Instinctively his heart beat high as Betty turned to him laughingly and began to strike the card–board muzzle. He felt his self–control giving way, he longed to surround her with his arms and declare his identity and kiss those lips that smiled only a foot away—when suddenly the laughter and applause round them died off and a curious hush fell over the hall. Perry and Betty looked up in surprise. Jumbo had given vent to a huge "Hello!" in such a startled voice that all eyes were bent on him.
"Hello!" he said again. He had turned round the camel's marriage license, which he had been holding upside down, produced spectacles, and was studying it agonizingly.
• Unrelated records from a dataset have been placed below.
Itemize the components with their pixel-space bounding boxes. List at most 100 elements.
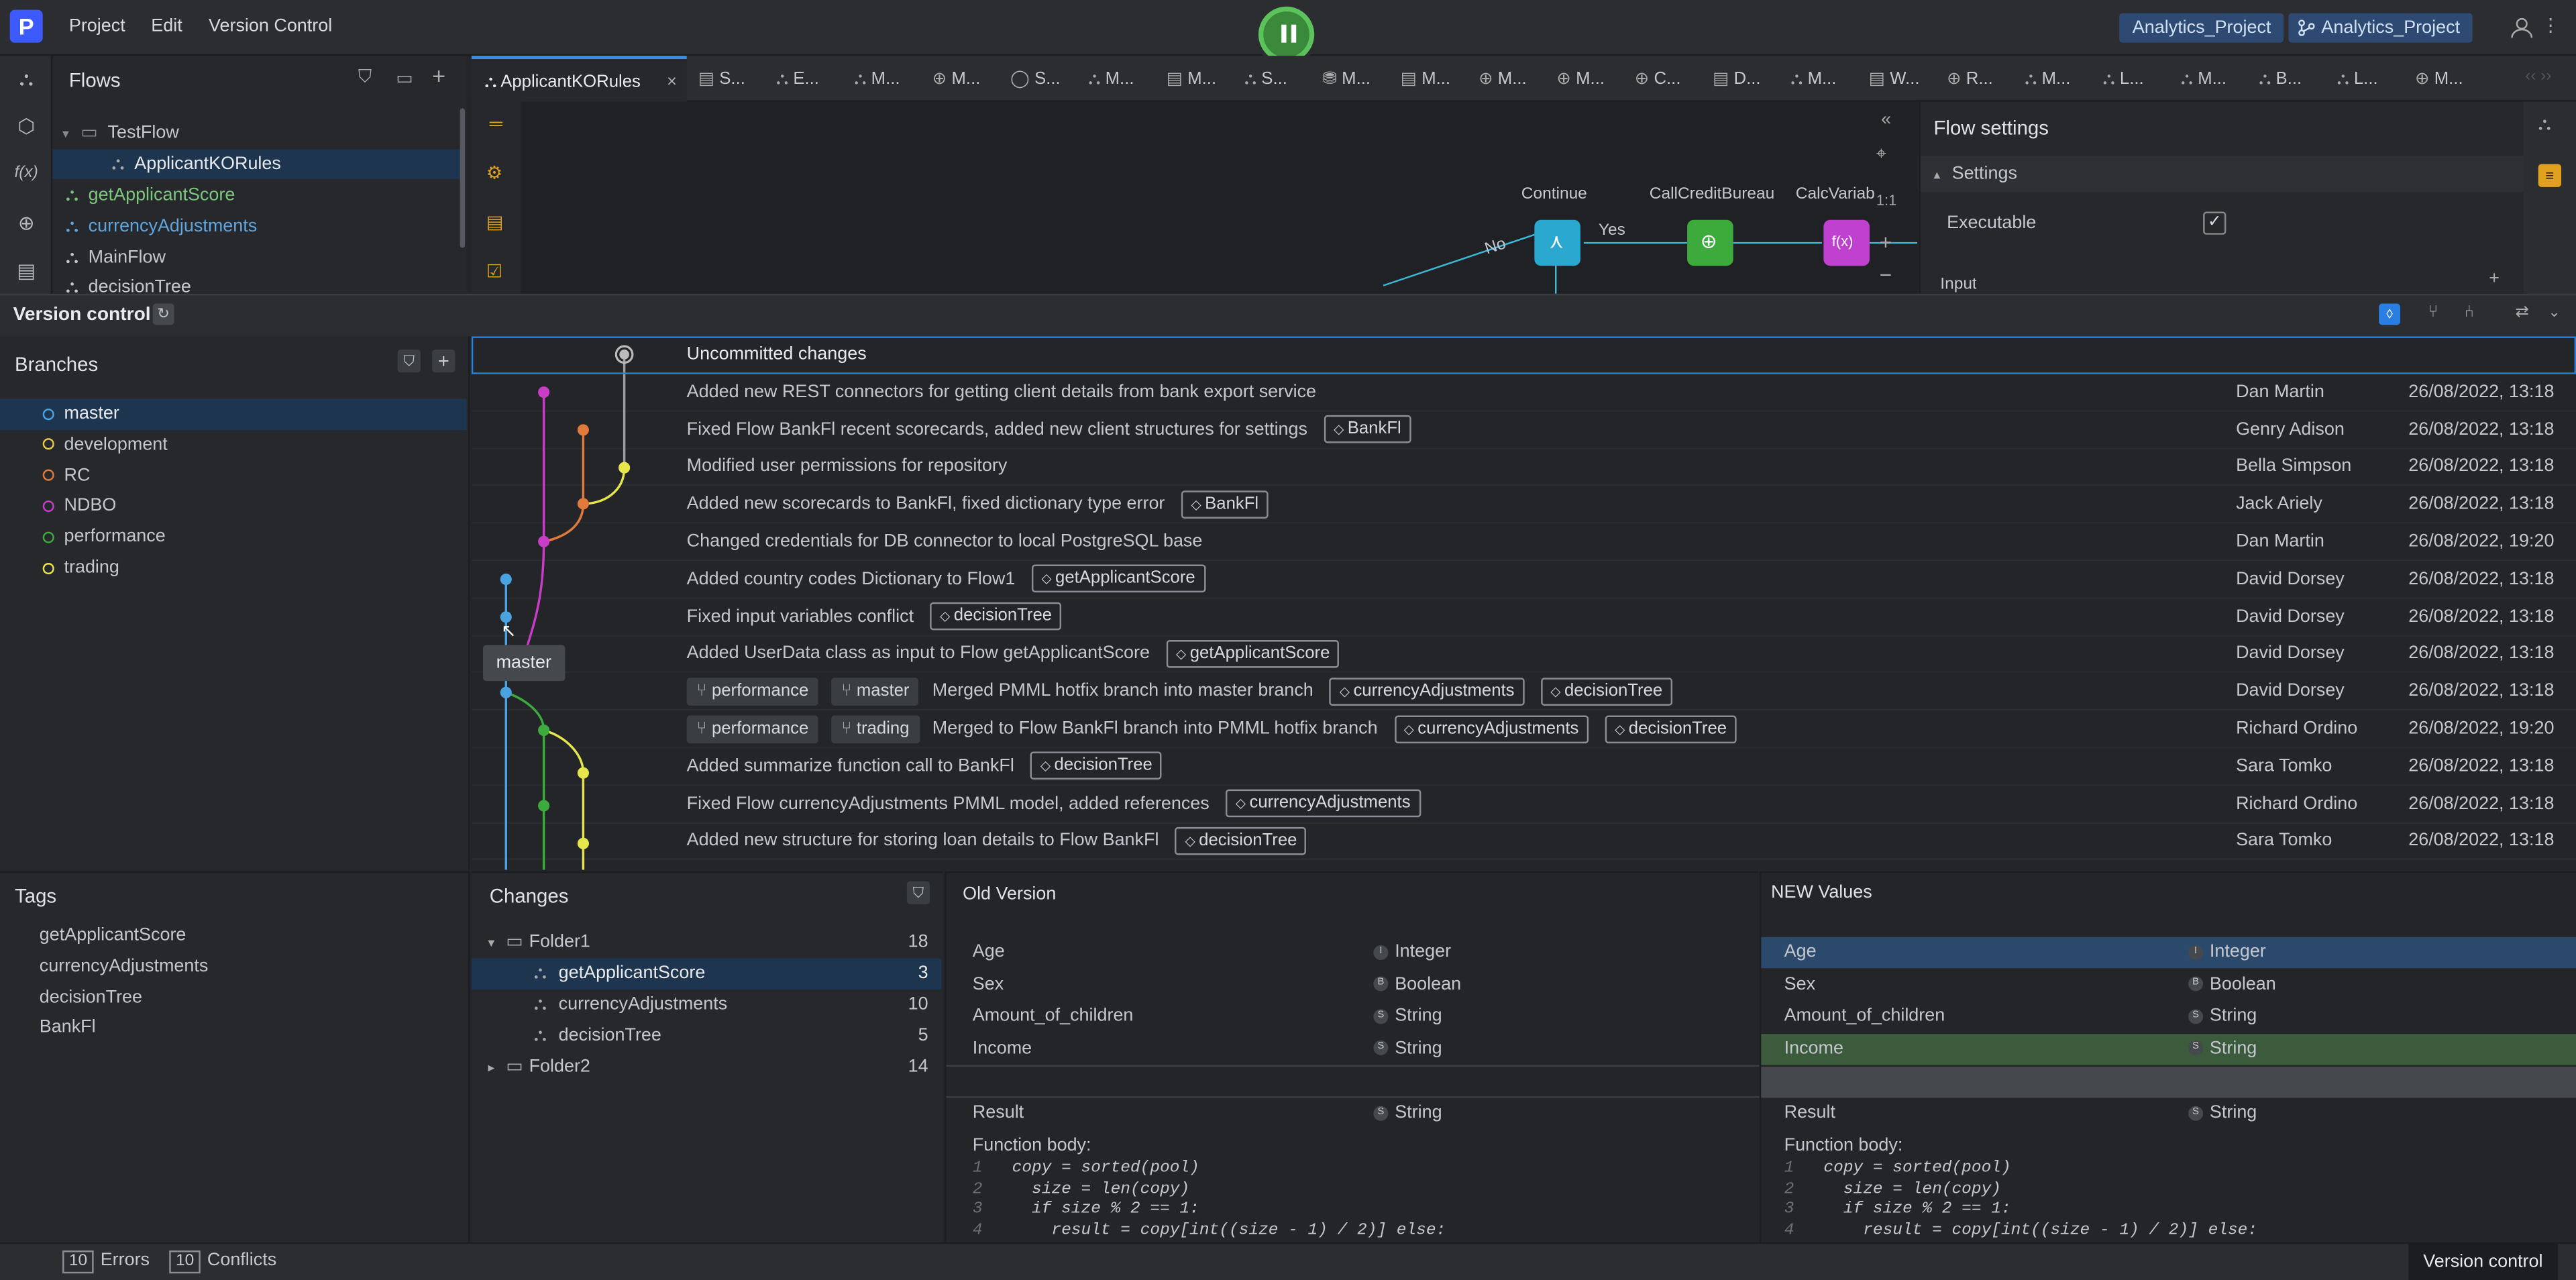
flows-icon[interactable]: ⛬: [11, 64, 41, 93]
commit-row[interactable]: Added summarize function call to BankFl ◇…: [471, 748, 2576, 786]
zoom-reset[interactable]: 1:1: [1876, 192, 1897, 208]
function-icon[interactable]: f(x): [11, 159, 41, 189]
chevron-down-icon[interactable]: ⌄: [2548, 304, 2560, 322]
tree-item-getapplicantscore[interactable]: ⛬ getApplicantScore: [66, 180, 235, 210]
tab-14[interactable]: ⛬ M...: [1790, 56, 1836, 101]
hexagon-icon[interactable]: ⬡: [11, 111, 41, 141]
code-line[interactable]: 2 size = len(copy): [973, 1181, 1189, 1199]
branch-item-NDBO[interactable]: NDBO: [0, 491, 467, 522]
tag-list-item[interactable]: currencyAdjustments: [40, 957, 209, 976]
commit-tag[interactable]: ◇ decisionTree: [930, 602, 1062, 631]
branch-label[interactable]: ⑂ trading: [831, 714, 920, 743]
refresh-icon[interactable]: ↻: [152, 303, 174, 325]
calc-node[interactable]: f(x): [1823, 219, 1870, 266]
commit-tag[interactable]: ◇ decisionTree: [1605, 714, 1737, 743]
code-line[interactable]: 3 if size % 2 == 1:: [1784, 1202, 2011, 1220]
changed-file-row[interactable]: ⛬ currencyAdjustments 10: [472, 990, 941, 1020]
tab-1[interactable]: ⛬ E...: [776, 56, 819, 101]
folder-row[interactable]: ▾ ▭ Folder1 18: [472, 927, 941, 958]
changed-file-row[interactable]: ⛬ decisionTree 5: [472, 1021, 941, 1052]
tab-6[interactable]: ▤ M...: [1167, 56, 1216, 101]
tab-9[interactable]: ▤ M...: [1401, 56, 1450, 101]
errors-indicator[interactable]: 10 Errors: [62, 1250, 150, 1274]
commit-row[interactable]: ⑂ performance ⑂ trading Merged to Flow Ban…: [471, 710, 2576, 749]
input-section-label[interactable]: Input: [1940, 276, 1976, 294]
folder-icon[interactable]: ▭: [396, 67, 413, 89]
commit-tag[interactable]: ◇ BankFl: [1181, 490, 1269, 519]
swap-icon[interactable]: ⇄: [2515, 304, 2529, 322]
tab-3[interactable]: ⊕ M...: [932, 56, 981, 101]
tab-16[interactable]: ⊕ R...: [1947, 56, 1993, 101]
pause-button[interactable]: [1258, 6, 1315, 62]
code-line[interactable]: 4 result = copy[int((size - 1) / 2)] els…: [973, 1222, 1446, 1240]
commit-tag[interactable]: ◇ BankFl: [1324, 415, 1411, 443]
field-row[interactable]: Income S String: [947, 1034, 1758, 1065]
branch-item-development[interactable]: development: [0, 429, 467, 460]
add-flow-icon[interactable]: +: [432, 62, 445, 89]
branch-tab[interactable]: Analytics_Project: [2288, 13, 2473, 43]
branch-label[interactable]: ⑂ performance: [686, 714, 819, 743]
tab-13[interactable]: ▤ D...: [1713, 56, 1760, 101]
filter-icon[interactable]: ⛉: [358, 67, 372, 89]
commit-tag[interactable]: ◇ decisionTree: [1175, 826, 1307, 855]
user-icon[interactable]: [2510, 16, 2533, 39]
commit-tag[interactable]: ◇ currencyAdjustments: [1330, 677, 1525, 706]
changed-file-row[interactable]: ⛬ getApplicantScore 3: [471, 958, 942, 990]
commit-tag[interactable]: ◇ decisionTree: [1540, 677, 1672, 706]
commit-tag[interactable]: ◇ getApplicantScore: [1031, 565, 1205, 594]
table-icon[interactable]: ▤: [11, 256, 41, 286]
add-branch-icon[interactable]: +: [432, 350, 455, 373]
globe-icon[interactable]: ⊕: [11, 209, 41, 238]
settings-section-header[interactable]: ▴ Settings: [1920, 156, 2526, 193]
target-icon[interactable]: ⌖: [1876, 144, 1886, 166]
continue-node[interactable]: ⋏: [1534, 219, 1580, 266]
tab-11[interactable]: ⊕ M...: [1556, 56, 1605, 101]
tab-18[interactable]: ⛬ L...: [2103, 56, 2144, 101]
branch-item-RC[interactable]: RC: [0, 460, 467, 491]
plugin-icon[interactable]: ⚙: [486, 162, 502, 184]
tabs-scroll-arrows[interactable]: ‹‹ ››: [2525, 67, 2551, 85]
tab-8[interactable]: ⛃ M...: [1322, 56, 1371, 101]
branch-item-performance[interactable]: performance: [0, 522, 467, 553]
field-row[interactable]: Sex B Boolean: [947, 969, 1758, 1000]
tab-4[interactable]: ◯ S...: [1010, 56, 1061, 101]
commit-row[interactable]: Fixed input variables conflict ◇ decision…: [471, 598, 2576, 637]
tab-17[interactable]: ⛬ M...: [2025, 56, 2070, 101]
commit-tag[interactable]: ◇ getApplicantScore: [1166, 639, 1340, 668]
add-input-icon[interactable]: +: [2489, 269, 2500, 288]
text-block-icon[interactable]: ▤: [486, 212, 503, 233]
tab-7[interactable]: ⛬ S...: [1244, 56, 1287, 101]
close-icon[interactable]: ×: [667, 59, 677, 105]
result-row[interactable]: Result S String: [947, 1098, 1758, 1129]
checklist-icon[interactable]: ☑: [486, 261, 502, 282]
scrollbar[interactable]: [460, 108, 466, 248]
notes-icon[interactable]: ≡: [2538, 164, 2561, 187]
field-row[interactable]: Age I Integer: [947, 937, 1758, 968]
flows-icon[interactable]: ⛬: [2538, 115, 2551, 136]
commit-row[interactable]: Fixed Flow currencyAdjustments PMML mode…: [471, 786, 2576, 823]
folder-row[interactable]: ▸ ▭ Folder2 14: [472, 1052, 941, 1083]
code-line[interactable]: 4 result = copy[int((size - 1) / 2)] els…: [1784, 1222, 2257, 1240]
tab-0[interactable]: ▤ S...: [698, 56, 745, 101]
tag-list-item[interactable]: BankFl: [40, 1018, 96, 1038]
tab-21[interactable]: ⛬ L...: [2337, 56, 2378, 101]
conflicts-indicator[interactable]: 10 Conflicts: [169, 1250, 276, 1274]
field-row[interactable]: Amount_of_children S String: [1761, 1002, 2576, 1032]
merge-icon[interactable]: ⑃: [2464, 304, 2474, 322]
commit-tag[interactable]: ◇ currencyAdjustments: [1394, 714, 1589, 743]
code-line[interactable]: 1 copy = sorted(pool): [1784, 1160, 2011, 1178]
tree-item-applicantkorules[interactable]: ⛬ ApplicantKORules: [52, 149, 464, 179]
tree-item-mainflow[interactable]: ⛬ MainFlow: [66, 243, 166, 272]
commit-row[interactable]: Added new structure for storing loan det…: [471, 823, 2576, 861]
tab-2[interactable]: ⛬ M...: [854, 56, 900, 101]
tree-folder-testflow[interactable]: ▾ ▭ TestFlow: [62, 118, 457, 148]
tab-19[interactable]: ⛬ M...: [2181, 56, 2226, 101]
menu-edit[interactable]: Edit: [151, 16, 182, 36]
commit-row[interactable]: Added UserData class as input to Flow ge…: [471, 636, 2576, 674]
code-line[interactable]: 3 if size % 2 == 1:: [973, 1202, 1199, 1220]
tab-22[interactable]: ⊕ M...: [2415, 56, 2463, 101]
filter-icon[interactable]: ⛉: [906, 881, 930, 904]
field-row[interactable]: Amount_of_children S String: [947, 1002, 1758, 1032]
tab-10[interactable]: ⊕ M...: [1479, 56, 1527, 101]
code-line[interactable]: 1 copy = sorted(pool): [973, 1160, 1199, 1178]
"Why," he exclaimed, and in the pervading silence his words were heard plainly by every one in the room, "this yeah's a sho–nuff marriage permit."
"What?"
"Huh?"
"Say it again, Jumbo!"
"Sure you can read?"
Jumbo waved them to silence and Perry's blood burned to fire in his veins as he realized the break he had made.
"Yassuh!" repeated Jumbo. "This yeah's a sho–nuff license, and the pa'ties concerned one of 'em is dis yeah young lady, Miz Betty Medill, and th' other's Mistah Perry Pa'khurst."
There was a general gasp, and a low rumble broke out as all eyes fell on the camel. Betty shrank away from him quickly, her tawny eyes giving out sparks of fury.
"Is you Mistah Pa'khurst, you camel?"
Perry made no answer. The crowd pressed up closer and stared at him. He stood frozen rigid with embarrassment, his cardboard face still hungry and sardonic as he regarded the ominous Jumbo.
"Y'all bettah speak up!" said Jumbo slowly, "this yeah's a mighty serious mattah. Outside mah duties at this club ah happens to be a sho–nuff minister in the Firs' Cullud Baptis' Church. It done look to me as though y'all is gone an' got married."